# 16 hp horizontal briggs



## mrthev5 (Jul 2, 2009)

i have a 16 hp horizontal briggs. I can get it to fire on starter fluid. When i pull the carb top off, it is full of fuel. I have sprayed out all the lines I can with out removing the carb because unlike the vertical shafts, this one appears to be much more complicated to remove. when the engine is cranking i see no feul flowing out of the main jet. do these engines have a shut-off / after fire arrester that could be causing the gas not to flow? There is no hose connected to the overflow line either if that makes a difference.

on another issue, it appear oil is leaking out of the rear of the engine around the flywheel. What could cause that? Both cylindars are moving so I don't believe rod was thrown to blow up the housing but have gotten that far into the tear down to check.

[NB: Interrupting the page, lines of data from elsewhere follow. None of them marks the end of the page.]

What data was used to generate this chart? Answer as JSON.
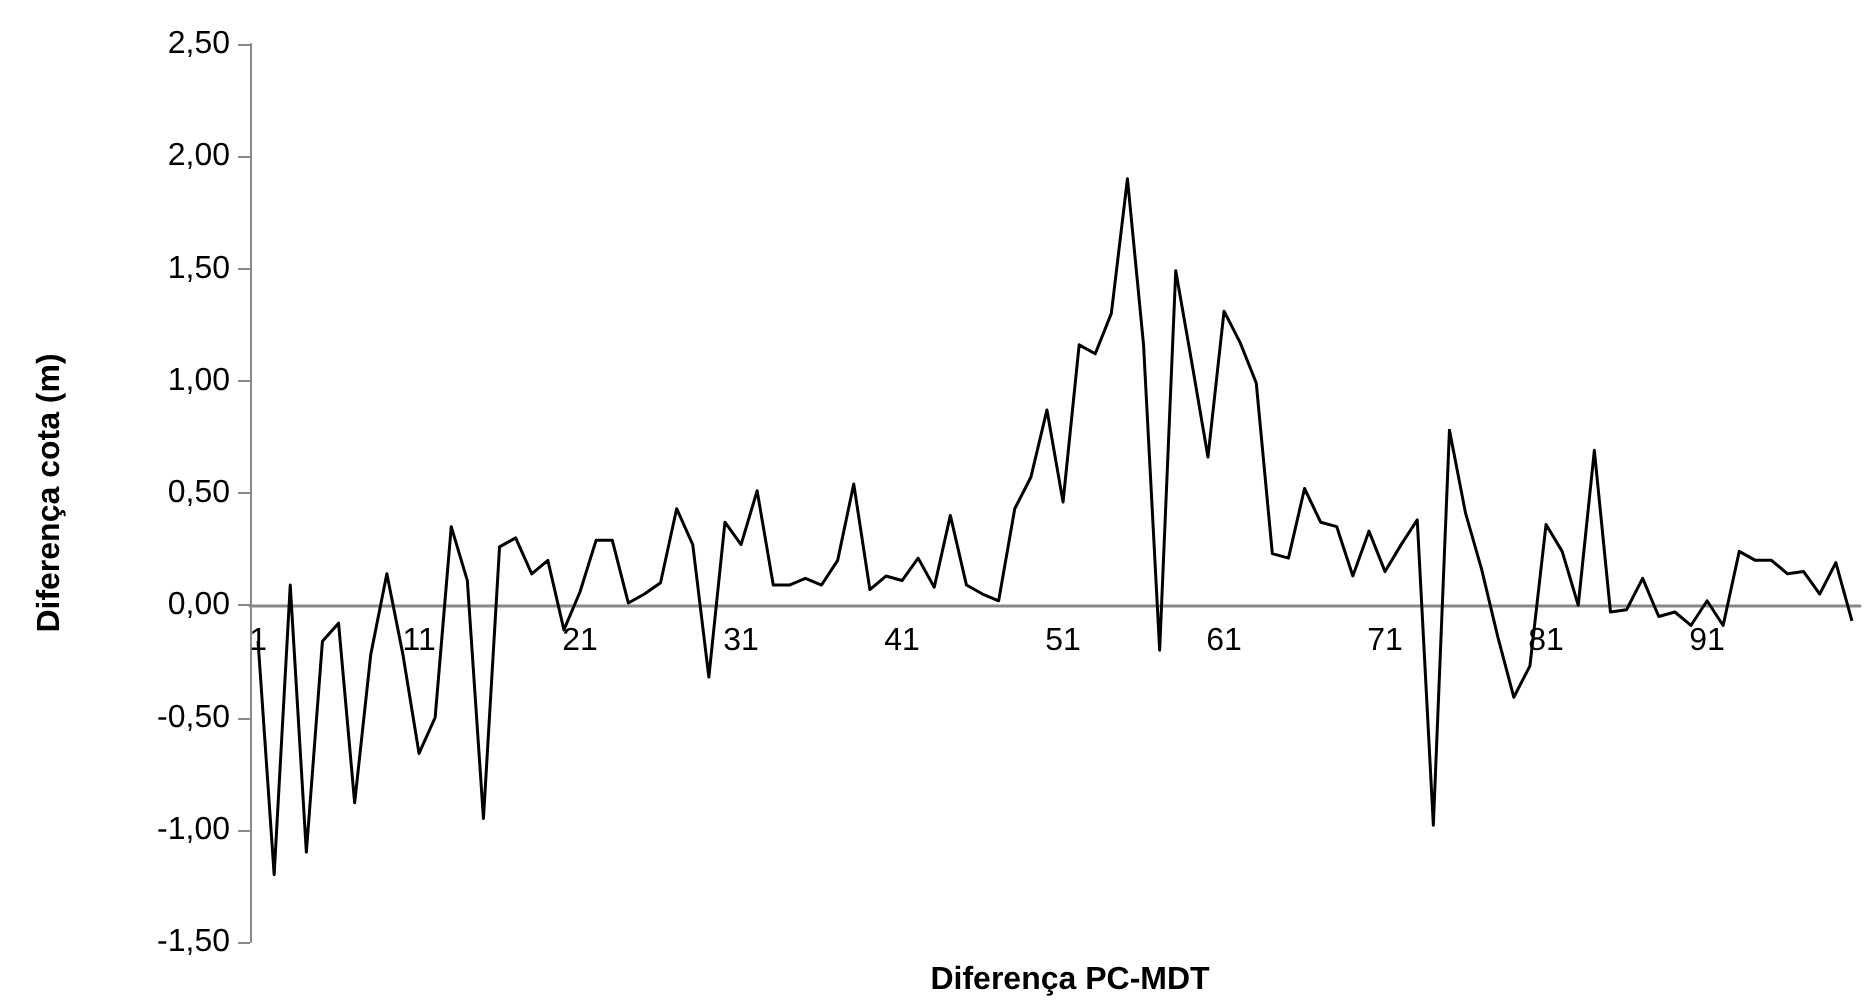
{
  "chart_data": {
    "type": "line",
    "xlabel": "Diferença PC-MDT",
    "ylabel": "Diferença cota (m)",
    "categories": [
      "1",
      null,
      null,
      null,
      null,
      null,
      null,
      null,
      null,
      null,
      "11",
      null,
      null,
      null,
      null,
      null,
      null,
      null,
      null,
      null,
      "21",
      null,
      null,
      null,
      null,
      null,
      null,
      null,
      null,
      null,
      "31",
      null,
      null,
      null,
      null,
      null,
      null,
      null,
      null,
      null,
      "41",
      null,
      null,
      null,
      null,
      null,
      null,
      null,
      null,
      null,
      "51",
      null,
      null,
      null,
      null,
      null,
      null,
      null,
      null,
      null,
      "61",
      null,
      null,
      null,
      null,
      null,
      null,
      null,
      null,
      null,
      "71",
      null,
      null,
      null,
      null,
      null,
      null,
      null,
      null,
      null,
      "81",
      null,
      null,
      null,
      null,
      null,
      null,
      null,
      null,
      null,
      "91",
      null,
      null,
      null,
      null,
      null,
      null,
      null,
      null,
      null
    ],
    "series": [
      {
        "color": "#000000",
        "values": [
          -0.16,
          -1.2,
          0.09,
          -1.1,
          -0.16,
          -0.08,
          -0.88,
          -0.22,
          0.14,
          -0.22,
          -0.66,
          -0.5,
          0.35,
          0.11,
          -0.95,
          0.26,
          0.3,
          0.14,
          0.2,
          -0.11,
          0.06,
          0.29,
          0.29,
          0.01,
          0.05,
          0.1,
          0.43,
          0.27,
          -0.32,
          0.37,
          0.27,
          0.51,
          0.09,
          0.09,
          0.12,
          0.09,
          0.2,
          0.54,
          0.07,
          0.13,
          0.11,
          0.21,
          0.08,
          0.4,
          0.09,
          0.05,
          0.02,
          0.43,
          0.57,
          0.87,
          0.46,
          1.16,
          1.12,
          1.3,
          1.9,
          1.16,
          -0.2,
          1.49,
          1.08,
          0.66,
          1.31,
          1.17,
          0.99,
          0.23,
          0.21,
          0.52,
          0.37,
          0.35,
          0.13,
          0.33,
          0.15,
          0.27,
          0.38,
          -0.98,
          0.78,
          0.41,
          0.16,
          -0.14,
          -0.41,
          -0.27,
          0.36,
          0.24,
          0.0,
          0.69,
          -0.03,
          -0.02,
          0.12,
          -0.05,
          -0.03,
          -0.09,
          0.02,
          -0.09,
          0.24,
          0.2,
          0.2,
          0.14,
          0.15,
          0.05,
          0.19,
          -0.07
        ]
      }
    ],
    "ylim": [
      -1.5,
      2.5
    ],
    "yticks": [
      {
        "value": -1.5,
        "label": "-1,50"
      },
      {
        "value": -1,
        "label": "-1,00"
      },
      {
        "value": -0.5,
        "label": "-0,50"
      },
      {
        "value": 0,
        "label": "0,00"
      },
      {
        "value": 0.5,
        "label": "0,50"
      },
      {
        "value": 1,
        "label": "1,00"
      },
      {
        "value": 1.5,
        "label": "1,50"
      },
      {
        "value": 2,
        "label": "2,00"
      },
      {
        "value": 2.5,
        "label": "2,50"
      }
    ],
    "grid": false,
    "marker": "none",
    "line_style": "solid"
  }
}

engine info briggs horizontal shaft 303447-1147-e1


----------



## mrthev5 (Jul 2, 2009)

Update. found the gas issue...bad fuel solenoid. Tearing down the motor now though...Oil is flow out of somewhere pretty bad...I imagine i have a blow head gasket. Hopefully that is it. If so, this motor should run very well when done.


----------



## mrthev5 (Jul 2, 2009)

I pulled off the heads and both gaskets appear complete and in good shape. When I was removing the bolts on one of the heads, 1 of the bolts seems to loosen a bit easier then the rest. This is the same side, I found that the original owner used liquid gasket in collaboration with the original rubber seal for the OHV cover. Would this one bolt cause the engine to leak oil up to the breather. I am in the middle of cleaning the entire engine because it was so dirty, I could not see where the oil was coming from when it was mounted on the mower. I am tempted to reassemble and try this thing again. First time working on a horizontal motor. Most things seem the same but it is a different beast when taking the shrouding, intake and carb off.


----------